Così poche ore fa la deputata siciliana del Movimento 5 Stelle Marialucia Lorefice si è rivolta al Ministro dell’Interno in occasione del question time sul caso dei presunti appalti pilotati nel Cara di Mineo.

La deputata ragusana rivolgendosi al sottosegretario Manzione ha riportato una minuziosa ricostruzione (cofirmata dai deputati Cancelleri, Rizzo e tutti i deputati M5S della commissione affari costituzionali e della commissione affari sociali) dei rapporti che alcuni componenti della organizzazione “mondo di mezzo” coinvolti nell’operazione Mafia Capitale hanno intrattenuto con la gestione del Cara di Mineo (Ct). Tra questi spicca la figura di Luca Odevaine, che stanno alle intercettazioni, risulta intrattenesse rapporti sia con gli enti gestori del Cara di Mineo che con diversi uomini politici siciliani.

“In particolare – ha sottolineato Lorefice – c’erano figure come quella di Odevaine il cui coinvolgimento con il Cara di Mineo non si fermava soltanto ad una consulenza. L’ex vicecapo di gabinetto di Veltroni sedeva, infatti, anche nella commissione incaricata di scegliere i nuovi gestori del centro richiedenti asilo.

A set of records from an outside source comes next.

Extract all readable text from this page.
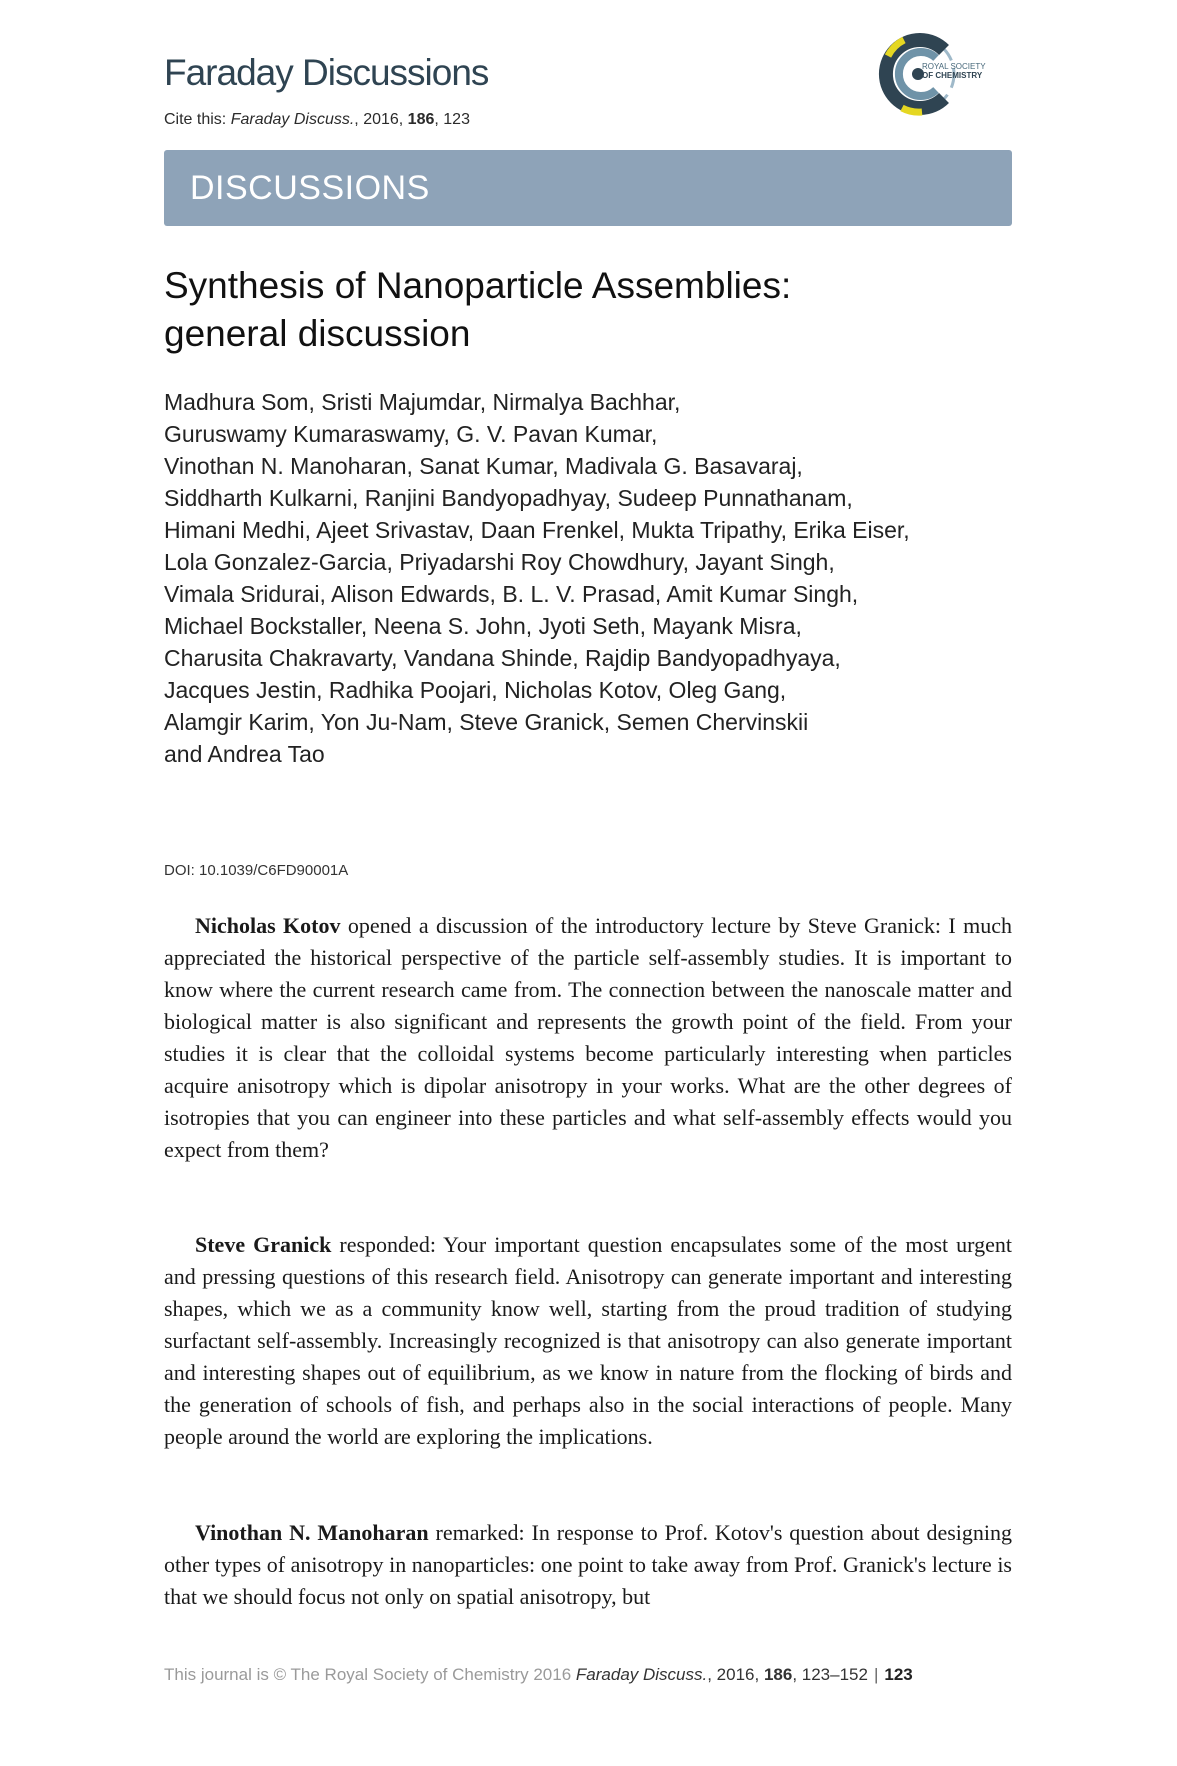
Faraday Discussions
Cite this: Faraday Discuss., 2016, 186, 123
ROYAL SOCIETY
OF CHEMISTRY
DISCUSSIONS
Synthesis of Nanoparticle Assemblies:
general discussion
Madhura Som, Sristi Majumdar, Nirmalya Bachhar,
Guruswamy Kumaraswamy, G. V. Pavan Kumar,
Vinothan N. Manoharan, Sanat Kumar, Madivala G. Basavaraj,
Siddharth Kulkarni, Ranjini Bandyopadhyay, Sudeep Punnathanam,
Himani Medhi, Ajeet Srivastav, Daan Frenkel, Mukta Tripathy, Erika Eiser,
Lola Gonzalez-Garcia, Priyadarshi Roy Chowdhury, Jayant Singh,
Vimala Sridurai, Alison Edwards, B. L. V. Prasad, Amit Kumar Singh,
Michael Bockstaller, Neena S. John, Jyoti Seth, Mayank Misra,
Charusita Chakravarty, Vandana Shinde, Rajdip Bandyopadhyaya,
Jacques Jestin, Radhika Poojari, Nicholas Kotov, Oleg Gang,
Alamgir Karim, Yon Ju-Nam, Steve Granick, Semen Chervinskii
and Andrea Tao
DOI: 10.1039/C6FD90001A

Nicholas Kotov opened a discussion of the introductory lecture by Steve Granick: I much appreciated the historical perspective of the particle self-assembly studies. It is important to know where the current research came from. The connection between the nanoscale matter and biological matter is also significant and represents the growth point of the field. From your studies it is clear that the colloidal systems become particularly interesting when particles acquire anisotropy which is dipolar anisotropy in your works. What are the other degrees of isotropies that you can engineer into these particles and what self-assembly effects would you expect from them?

Steve Granick responded: Your important question encapsulates some of the most urgent and pressing questions of this research field. Anisotropy can generate important and interesting shapes, which we as a community know well, starting from the proud tradition of studying surfactant self-assembly. Increasingly recognized is that anisotropy can also generate important and interesting shapes out of equilibrium, as we know in nature from the flocking of birds and the generation of schools of fish, and perhaps also in the social interactions of people. Many people around the world are exploring the implications.

Vinothan N. Manoharan remarked: In response to Prof. Kotov's question about designing other types of anisotropy in nanoparticles: one point to take away from Prof. Granick's lecture is that we should focus not only on spatial anisotropy, but

This journal is © The Royal Society of Chemistry 2016 Faraday Discuss., 2016, 186, 123–152 | 123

Il 25 giugno scorso viene infatti bandita la nuova gara d’appalto da quasi cento milioni di euro per tre anni: a vincerla la stessa associazione temporanea d’imprese che ha gestito il Cara negli ultimi tre anni. Cambia solo il capogruppo: prima c’era la Sisifo, ora c’è il Consorzio Casa della Solidarietà. Una delle cooperative del CARA di Mineo ovvero la Sisifo, da oltre un anno avrebbe trovato come propria sede per gli uffici catanesi, un lussuoso appartamento di proprietà dell’eurodeputato Giovanni La Via appartenente alla corrente politica di quel Giuseppe Castiglione che del CARA di Mineo è stato a lungo “Soggetto Attuatore” per conto della presidenza del Consiglio Berlusconi. L’on La Via ha però spiegato che in realtà lui ha affidato l’appartamento di sua proprietà tramite un’agenzia immobiliare e che proprio l’agenzia ha provveduto ad affidare al consorzio SiSifo l’appartamento con regolare contratto. Del tutto a sua insaputa, anzi, l’onorevole ha sottolineato come della cooperativa SISIFO non avesse mai sentito parlare”.

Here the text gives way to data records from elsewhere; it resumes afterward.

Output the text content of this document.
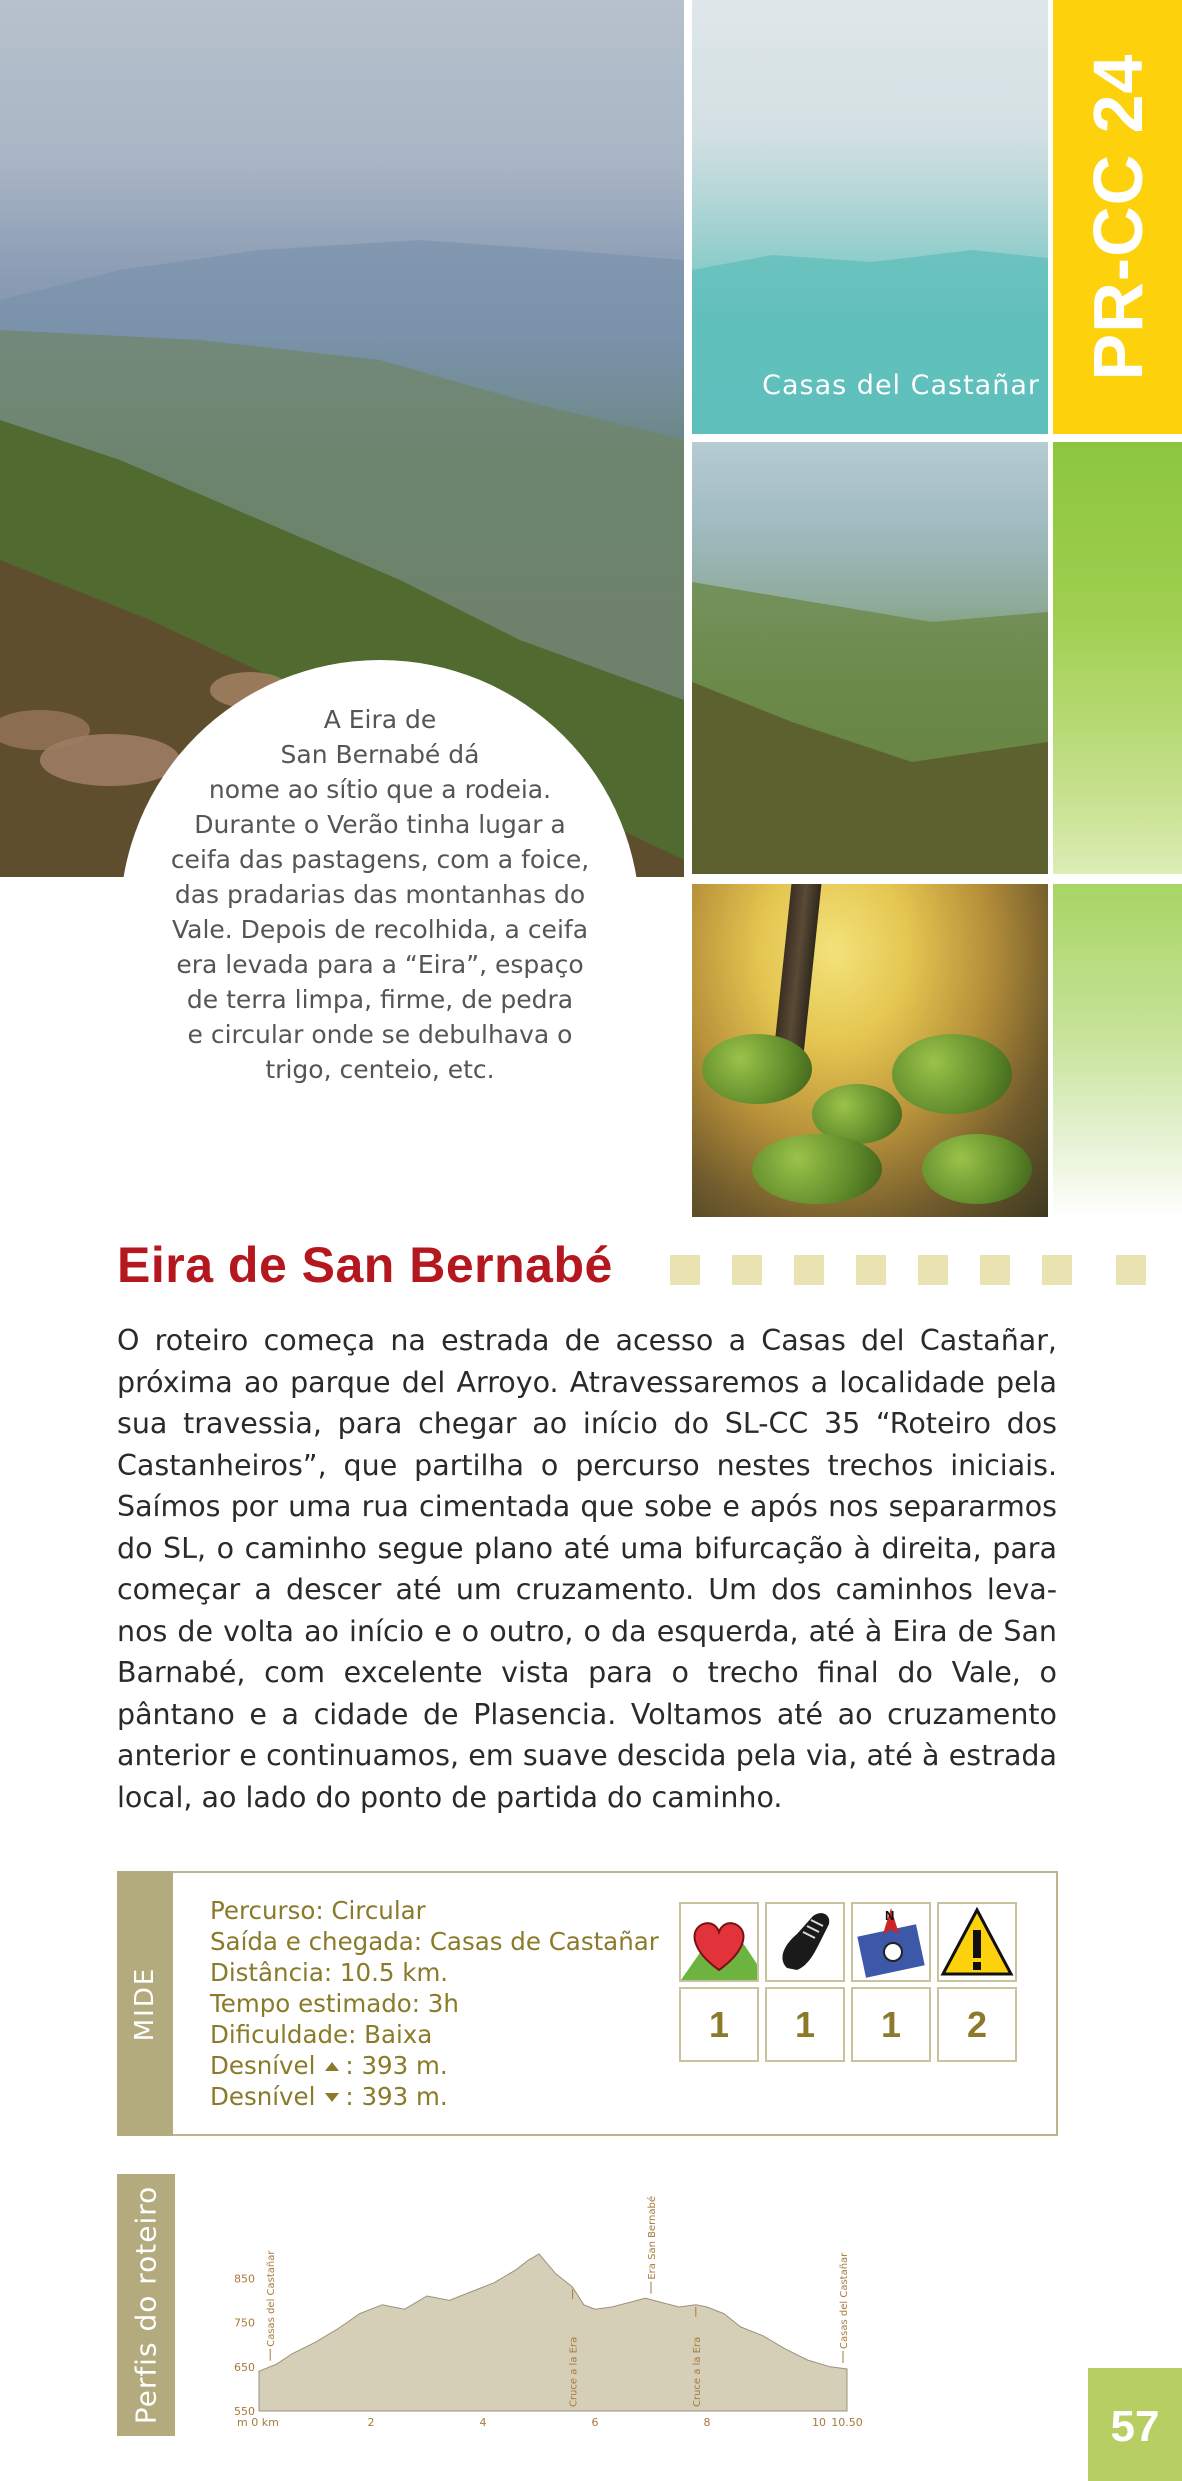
PR-CC 24
Casas del Castañar
A Eira de
San Bernabé dá
nome ao sítio que a rodeia.
Durante o Verão tinha lugar a
ceifa das pastagens, com a foice,
das pradarias das montanhas do
Vale. Depois de recolhida, a ceifa
era levada para a “Eira”, espaço
de terra limpa, firme, de pedra
e circular onde se debulhava o
trigo, centeio, etc.
Eira de San Bernabé
O roteiro começa na estrada de acesso a Casas del Castañar, próxima ao parque del Arroyo. Atravessaremos a localidade pela sua travessia, para chegar ao início do SL-CC 35 “Roteiro dos Castanheiros”, que partilha o percurso nestes trechos iniciais. Saímos por uma rua cimentada que sobe e após nos separarmos do SL, o caminho segue plano até uma bifurcação à direita, para começar a descer até um cruzamento. Um dos caminhos leva-nos de volta ao início e o outro, o da esquerda, até à Eira de San Barnabé, com excelente vista para o trecho final do Vale, o pântano e a cidade de Plasencia. Voltamos até ao cruzamento anterior e continuamos, em suave descida pela via, até à estrada local, ao lado do ponto de partida do caminho.
MIDE
Percurso: Circular
Saída e chegada: Casas de Castañar
Distância: 10.5 km.
Tempo estimado: 3h
Dificuldade: Baixa
Desnível : 393 m.
Desnível : 393 m.
N
1	1	1	2
Perfis do roteiro	550
650
750
850
m 0 km	2	4	6	8	10 10.50
Casas del Castañar
Cruce a la Era
Era San Bernabé
Cruce a la Era
Casas del Castañar
57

Alla luce di tali premesse i reputati firmatari hanno chiesto al Ministro se “è a conoscenza dei profili di conflitti di interesse e di inopportunità dei ruoli di alcune persone apicali nella vicenda CARA e quali provvedimenti, compresi gli eventuali invii di ispettori ministeriali, intenda intraprendere”.